Cookies and Cream Cupcakes


Cookies and Cream Cupcakes


Yields 24

Ingredients:
24 Oreo Cookies
2 ¼ c flour
1 tsp. baking powder
½ tsp. salt
130g unsalted butter
1 2/3c sugars
3 egg whites
2 tsp. vanilla extract
1 c milk

Directions:
Preheat oven to 150°C Fan Bake. (See "The Oven" tab on my blog before starting your oven).
Line the trays with 24 cupcakes papers.






Place Oreo halves in the bottom of each liner. I used a palette knife to slit them in half. Use the other part of the left over Oreo Cookie to be added into the mixture at the end.
Sift the flour, baking powder and salt and set aside.
Beat the butter for 2 minutes, then add the sugar and beat until light and fluffy, this should take about 2-3 minutes.
Beat in the egg whites for another 2 minutes. Make sure you scrap the bowl down a few times.
Beat in the vanilla extract. Then add half the dry ingredients and half the milk and beat being careful not to overbeat, as the mixture will get tough. Then repeat using the other half of the dry ingredients and the remaining half of the milk.
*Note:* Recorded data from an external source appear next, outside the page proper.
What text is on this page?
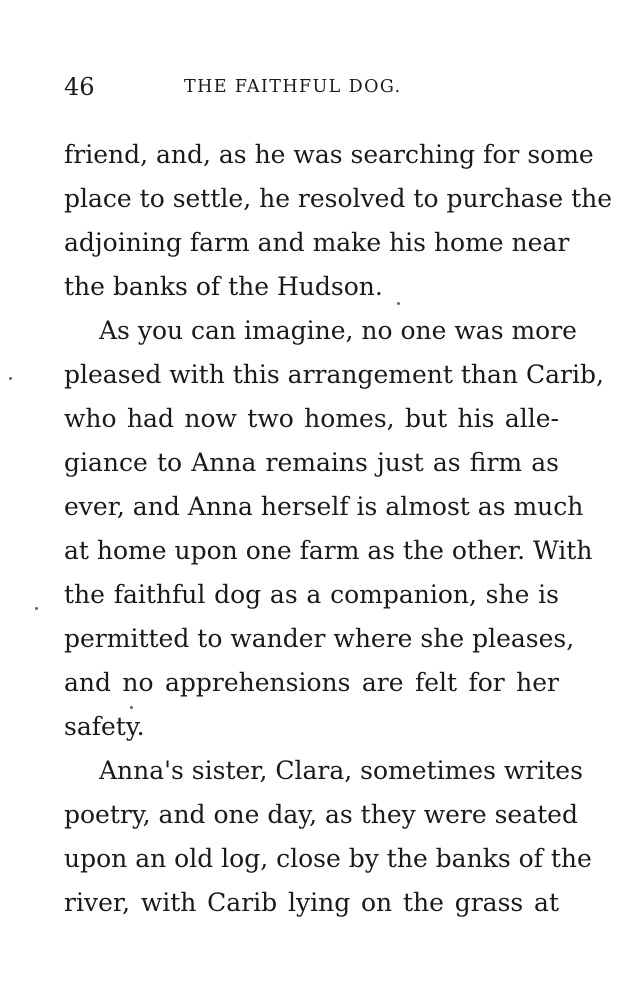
46	THE FAITHFUL DOG.
friend, and, as he was searching for some
place to settle, he resolved to purchase the
adjoining farm and make his home near
the banks of the Hudson.
As you can imagine, no one was more
pleased with this arrangement than Carib,
who had now two homes, but his alle-
giance to Anna remains just as firm as
ever, and Anna herself is almost as much
at home upon one farm as the other. With
the faithful dog as a companion, she is
permitted to wander where she pleases,
and no apprehensions are felt for her
safety.
Anna's sister, Clara, sometimes writes
poetry, and one day, as they were seated
upon an old log, close by the banks of the
river, with Carib lying on the grass at
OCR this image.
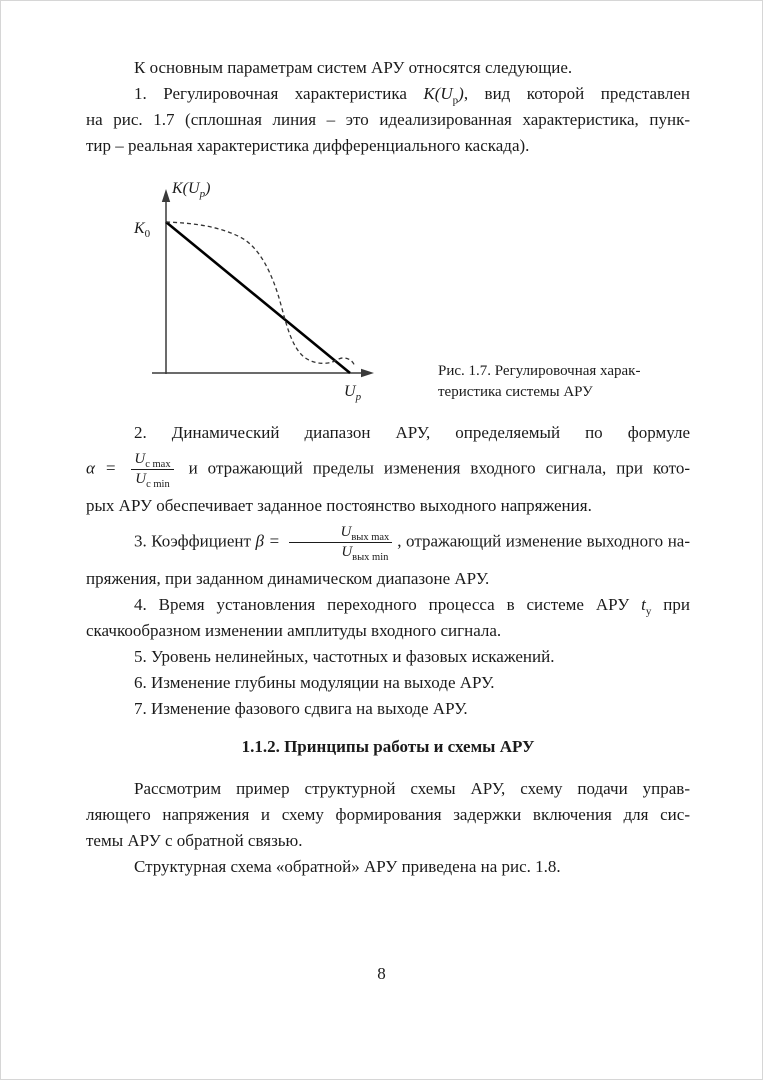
К основным параметрам систем АРУ относятся следующие.
1. Регулировочная характеристика $K(U_р)$, вид которой представлен
на рис. 1.7 (сплошная линия – это идеализированная характеристика, пунк-
тир – реальная характеристика дифференциального каскада).
$K(U_р)$
$K_0$
$U_р$
Рис. 1.7. Регулировочная харак-
теристика системы АРУ
2. Динамический диапазон АРУ, определяемый по формуле
$\alpha = \frac{U_{с max}}{U_{с min}}$ и отражающий пределы изменения входного сигнала, при кото-
рых АРУ обеспечивает заданное постоянство выходного напряжения.
3. Коэффициент $\beta = \frac{U_{вых max}}{U_{вых min}}$ , отражающий изменение выходного на-
пряжения, при заданном динамическом диапазоне АРУ.
4. Время установления переходного процесса в системе АРУ $t_у$ при
скачкообразном изменении амплитуды входного сигнала.
5. Уровень нелинейных, частотных и фазовых искажений.
6. Изменение глубины модуляции на выходе АРУ.
7. Изменение фазового сдвига на выходе АРУ.
1.1.2. Принципы работы и схемы АРУ
Рассмотрим пример структурной схемы АРУ, схему подачи управ-
ляющего напряжения и схему формирования задержки включения для сис-
темы АРУ с обратной связью.
Структурная схема «обратной» АРУ приведена на рис. 1.8.
8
At this stage you can gently fold in the left over oreo cookies (make sure they are broken up).
Divide the mixture evenly between the cupcake papers and bake for 12-15 minutes depending on your oven.
You will know when they are baked as when you use a baking skewer it will come out clean.
Remove the cupcakes immediately onto wire racks and once they have cooled you can pipe on the buttercream.

Whipped Cream Buttercream

215 g butter (softened)
950g icing sugar
2 tablespoons boiling water
1/2 c thickened cream
2 teaspoons vanilla extract

Cream butter for about 2-3 minutes until light and fluffy. Add 1/2 the icing sugar and the boiling water and mix until creamy. Add the remainder of the icing sugar, thickened cream and the vanilla extract and beat until creamy. You made need a little more icing sugar, will depend on the consistency you are after.